Dee-Dee walks over to me and puts both fists up like a boxer and gets down in a stance.
“Come on Stevie, put ’em up baby!”
I stand there and watch him bob and weave.
Dee-Dee is a black belt and is always looking to get me to learn Karate. Every time I see him, he wants to spar.
He scares me. Not in a bad way but now he starts jumping around and kicking into the air like Bruce Lee.
What the fuck?
I think to myself.
He’ll kill me if one of those kicks land at my head.
Dee-Dee taps me on the head with an open palm and walks into the bar.
I could never learn Karate, I’d get my ass kicked but it would be cool to be able to karate chop someone and peg someone with a flying drop kick.
Plus, no one would fuck with me if I knew Karate.
“Hey kid,” Roger says as he walks past me, stuffing his newspaper in the back of his pants.
“Who you like today?” he adds.
Before I could answer, he’s inside the bar.
Roger is always asking me who I like?
He doesn’t mean which girls I like either. He wants to know which teams I like to win or which ones will cover the spread?
Red’s alone on the corner now, sipping at his coffee as he continues to look around the empty streets.

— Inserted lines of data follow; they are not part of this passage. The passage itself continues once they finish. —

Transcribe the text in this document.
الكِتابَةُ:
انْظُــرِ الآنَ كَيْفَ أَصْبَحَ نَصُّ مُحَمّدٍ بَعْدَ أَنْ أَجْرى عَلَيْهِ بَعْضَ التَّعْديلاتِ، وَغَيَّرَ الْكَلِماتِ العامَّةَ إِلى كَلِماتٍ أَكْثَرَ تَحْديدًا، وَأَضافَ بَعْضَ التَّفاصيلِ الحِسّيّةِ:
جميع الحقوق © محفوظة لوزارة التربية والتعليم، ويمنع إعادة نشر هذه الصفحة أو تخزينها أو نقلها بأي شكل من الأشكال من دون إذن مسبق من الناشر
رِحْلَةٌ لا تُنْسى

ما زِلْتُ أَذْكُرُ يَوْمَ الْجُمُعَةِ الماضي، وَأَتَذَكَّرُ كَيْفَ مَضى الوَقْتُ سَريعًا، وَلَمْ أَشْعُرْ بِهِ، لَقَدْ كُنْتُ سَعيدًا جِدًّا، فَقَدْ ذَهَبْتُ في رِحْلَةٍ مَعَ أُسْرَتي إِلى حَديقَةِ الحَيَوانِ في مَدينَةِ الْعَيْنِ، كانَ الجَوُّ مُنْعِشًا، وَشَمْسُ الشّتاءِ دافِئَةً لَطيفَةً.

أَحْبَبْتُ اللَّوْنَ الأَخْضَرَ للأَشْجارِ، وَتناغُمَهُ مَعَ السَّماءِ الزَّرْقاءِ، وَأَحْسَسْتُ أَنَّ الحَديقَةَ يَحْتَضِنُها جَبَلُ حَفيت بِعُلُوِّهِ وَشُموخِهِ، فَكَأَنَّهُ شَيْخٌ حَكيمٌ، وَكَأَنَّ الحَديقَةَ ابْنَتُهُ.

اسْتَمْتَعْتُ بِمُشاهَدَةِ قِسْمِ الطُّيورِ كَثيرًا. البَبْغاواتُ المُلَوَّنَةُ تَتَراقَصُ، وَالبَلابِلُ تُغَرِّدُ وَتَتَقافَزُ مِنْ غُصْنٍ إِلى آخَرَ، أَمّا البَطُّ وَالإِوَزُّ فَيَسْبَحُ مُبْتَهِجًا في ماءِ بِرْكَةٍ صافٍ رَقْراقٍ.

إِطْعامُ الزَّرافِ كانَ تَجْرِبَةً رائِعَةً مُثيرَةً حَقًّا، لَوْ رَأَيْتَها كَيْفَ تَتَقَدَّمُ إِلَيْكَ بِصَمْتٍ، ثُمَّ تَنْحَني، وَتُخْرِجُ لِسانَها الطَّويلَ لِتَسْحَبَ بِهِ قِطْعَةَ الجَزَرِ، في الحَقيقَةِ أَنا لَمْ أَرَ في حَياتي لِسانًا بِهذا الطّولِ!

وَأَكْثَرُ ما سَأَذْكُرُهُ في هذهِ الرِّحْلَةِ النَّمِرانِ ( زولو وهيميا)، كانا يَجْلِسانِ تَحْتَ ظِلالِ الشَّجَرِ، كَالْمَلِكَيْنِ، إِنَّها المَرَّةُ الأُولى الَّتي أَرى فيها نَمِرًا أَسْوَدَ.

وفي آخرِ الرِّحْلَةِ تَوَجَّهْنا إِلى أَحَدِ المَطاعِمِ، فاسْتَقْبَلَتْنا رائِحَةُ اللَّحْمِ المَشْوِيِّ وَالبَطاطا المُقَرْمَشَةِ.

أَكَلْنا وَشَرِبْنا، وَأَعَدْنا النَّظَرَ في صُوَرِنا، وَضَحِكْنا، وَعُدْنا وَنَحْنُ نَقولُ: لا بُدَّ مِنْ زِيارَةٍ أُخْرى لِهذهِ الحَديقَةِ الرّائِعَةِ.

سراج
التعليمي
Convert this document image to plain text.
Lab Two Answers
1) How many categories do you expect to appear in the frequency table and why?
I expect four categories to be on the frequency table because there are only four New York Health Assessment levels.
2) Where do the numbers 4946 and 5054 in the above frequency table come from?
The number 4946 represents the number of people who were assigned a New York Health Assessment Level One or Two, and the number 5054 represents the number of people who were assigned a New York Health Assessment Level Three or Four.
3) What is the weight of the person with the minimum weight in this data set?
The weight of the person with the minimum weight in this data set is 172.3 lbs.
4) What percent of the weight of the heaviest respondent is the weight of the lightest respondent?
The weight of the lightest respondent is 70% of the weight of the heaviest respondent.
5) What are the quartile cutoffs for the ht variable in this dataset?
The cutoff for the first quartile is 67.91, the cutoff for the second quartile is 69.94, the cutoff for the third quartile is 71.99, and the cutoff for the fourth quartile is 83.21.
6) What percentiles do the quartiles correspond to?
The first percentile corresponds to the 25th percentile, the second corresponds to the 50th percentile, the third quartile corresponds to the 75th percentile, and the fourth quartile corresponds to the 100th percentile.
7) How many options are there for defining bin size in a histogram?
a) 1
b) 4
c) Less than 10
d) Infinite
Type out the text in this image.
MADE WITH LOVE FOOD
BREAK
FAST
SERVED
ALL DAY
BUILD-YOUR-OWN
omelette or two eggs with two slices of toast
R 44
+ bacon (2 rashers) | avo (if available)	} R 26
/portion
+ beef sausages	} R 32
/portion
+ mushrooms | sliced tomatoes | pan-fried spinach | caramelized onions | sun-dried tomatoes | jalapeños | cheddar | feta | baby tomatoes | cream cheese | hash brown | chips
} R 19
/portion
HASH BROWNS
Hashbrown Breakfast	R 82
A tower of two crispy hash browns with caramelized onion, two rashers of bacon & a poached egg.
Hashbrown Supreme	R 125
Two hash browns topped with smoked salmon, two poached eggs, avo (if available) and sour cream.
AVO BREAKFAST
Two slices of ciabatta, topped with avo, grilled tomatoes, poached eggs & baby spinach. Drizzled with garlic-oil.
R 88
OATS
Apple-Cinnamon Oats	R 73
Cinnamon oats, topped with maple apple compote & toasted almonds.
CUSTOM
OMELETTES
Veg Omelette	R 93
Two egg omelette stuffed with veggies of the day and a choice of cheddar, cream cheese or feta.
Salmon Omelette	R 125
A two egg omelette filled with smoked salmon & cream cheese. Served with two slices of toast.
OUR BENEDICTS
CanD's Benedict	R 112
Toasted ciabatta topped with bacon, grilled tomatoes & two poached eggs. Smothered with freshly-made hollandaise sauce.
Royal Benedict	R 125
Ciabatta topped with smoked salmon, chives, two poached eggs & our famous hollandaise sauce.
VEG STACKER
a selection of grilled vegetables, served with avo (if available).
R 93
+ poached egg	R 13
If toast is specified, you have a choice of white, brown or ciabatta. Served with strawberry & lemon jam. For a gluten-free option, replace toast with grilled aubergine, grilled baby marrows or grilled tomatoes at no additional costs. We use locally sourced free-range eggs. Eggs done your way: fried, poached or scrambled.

I’m sure he’s keeping an eye out for my father. Red’s head is on a swivel. Looking left, then right.
My father’s a bookie.
Red bet Marquette last night, he was getting five points. They won the game outright by two.
I have given serious thoughts to placing bets on basketball games. I read the betting lines every morning. I circle who I think will cover. I usually get a lot of games right when I check the scores the following day.
But my father would probably never let me gamble.
Wonder how much Red had on the game?
I hope my father can give me the ten dollars for the clinic.